We left the camp at about 7:45 and were back at Ngorongoro Lodge by 12:35. The entire round trip was just 197 miles. We drove slowly in the park to see the animals, and after we left the park boundary we had to drive slowly because the road was so bad. However the driver said in a few months anybody can drive an American car over this road. The real problem is the fords in rainy weather. It is really amazing where the Land Rover can go, over gorges practically, and over all kinds of ditches, and heavy slopes. Although the driver usually kept to the road, when he saw something interesting, like a lion, he would leave the road and drive over the ground.

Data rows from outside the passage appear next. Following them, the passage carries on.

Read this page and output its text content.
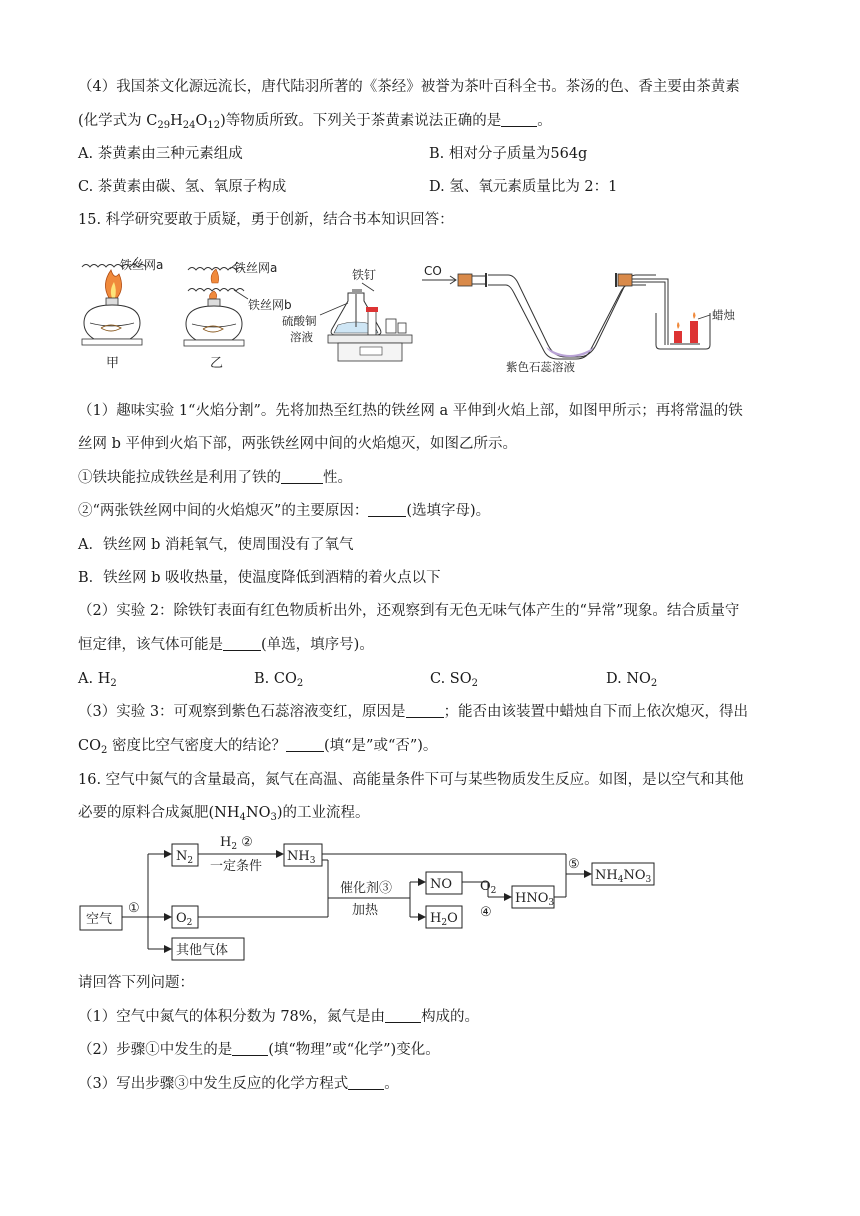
（4）我国茶文化源远流长，唐代陆羽所著的《茶经》被誉为茶叶百科全书。茶汤的色、香主要由茶黄素
(化学式为 $C_{29}H_{24}O_{12}$)等物质所致。下列关于茶黄素说法正确的是 。
A. 茶黄素由三种元素组成	B. 相对分子质量为564g
C. 茶黄素由碳、氢、氧原子构成	D. 氢、氧元素质量比为 2：1
15. 科学研究要敢于质疑，勇于创新，结合书本知识回答：
铁丝网a
甲
铁丝网a
铁丝网b
乙
铁钉
硫酸铜
溶液
CO
紫色石蕊溶液
蜡烛
（1）趣味实验 1“火焰分割”。先将加热至红热的铁丝网 a 平伸到火焰上部，如图甲所示；再将常温的铁
丝网 b 平伸到火焰下部，两张铁丝网中间的火焰熄灭，如图乙所示。
①铁块能拉成铁丝是利用了铁的	性。
②“两张铁丝网中间的火焰熄灭”的主要原因：	(选填字母)。
A．铁丝网 b 消耗氧气，使周围没有了氧气
B．铁丝网 b 吸收热量，使温度降低到酒精的着火点以下
（2）实验 2：除铁钉表面有红色物质析出外，还观察到有无色无味气体产生的“异常”现象。结合质量守
恒定律，该气体可能是	(单选，填序号)。
A. $H_2$	B. $CO_2$	C. $SO_2$	D. $NO_2$
（3）实验 3：可观察到紫色石蕊溶液变红，原因是	；能否由该装置中蜡烛自下而上依次熄灭，得出
$CO_2$ 密度比空气密度大的结论？	(填“是”或“否”)。
16. 空气中氮气的含量最高，氮气在高温、高能量条件下可与某些物质发生反应。如图，是以空气和其他
必要的原料合成氮肥$(NH_4NO_3)$的工业流程。
空气
①
$N_2$
$O_2$
其他气体
$H_2$ ②
一定条件
$NH_3$
催化剂③
加热
NO
$H_2O$
$O_2$
④
$HNO_3$
⑤
$NH_4NO_3$
请回答下列问题：
（1）空气中氮气的体积分数为 78%，氮气是由 构成的。
（2）步骤①中发生的是 (填“物理”或“化学”)变化。
（3）写出步骤③中发生反应的化学方程式 。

Today we saw a bunch of mongeese on a pile of dirt, and three wild dogs to add to our list for this location. We also saw a group of seven lions, five females and two young ones. A while later we saw a female - I think pregnant -lying less than a quarter mile from where some men were working on the road. Soon after that we saw two more females, making a total of ten lions today.

We saw again, and it seemed like more than yesterday, the herds and herds of gnus, zebras, and gazelles. The number of gnus is just fantastic. They were pretty much crowded into one fairly small area where there were thousands, but beyond this one could see scattered groups out over the plains for miles and miles. Only a few zebras were mixed with the gnus, but farther out we saw more zebras, in smaller groups, but also spread out for many miles. With these, and then continuing beyond the park boundaries were the gazelles, mostly the Thompson's; these, too, were vaguely visible out over the plains for miles. Saw only one giraffe and no elephants, but were told people coming in to Ngorongoro Lodge had seen some on the road coming in. We did see one dik-dik, some topis, and some hartebeests.

Soon after lunch we were on our way to Arusha.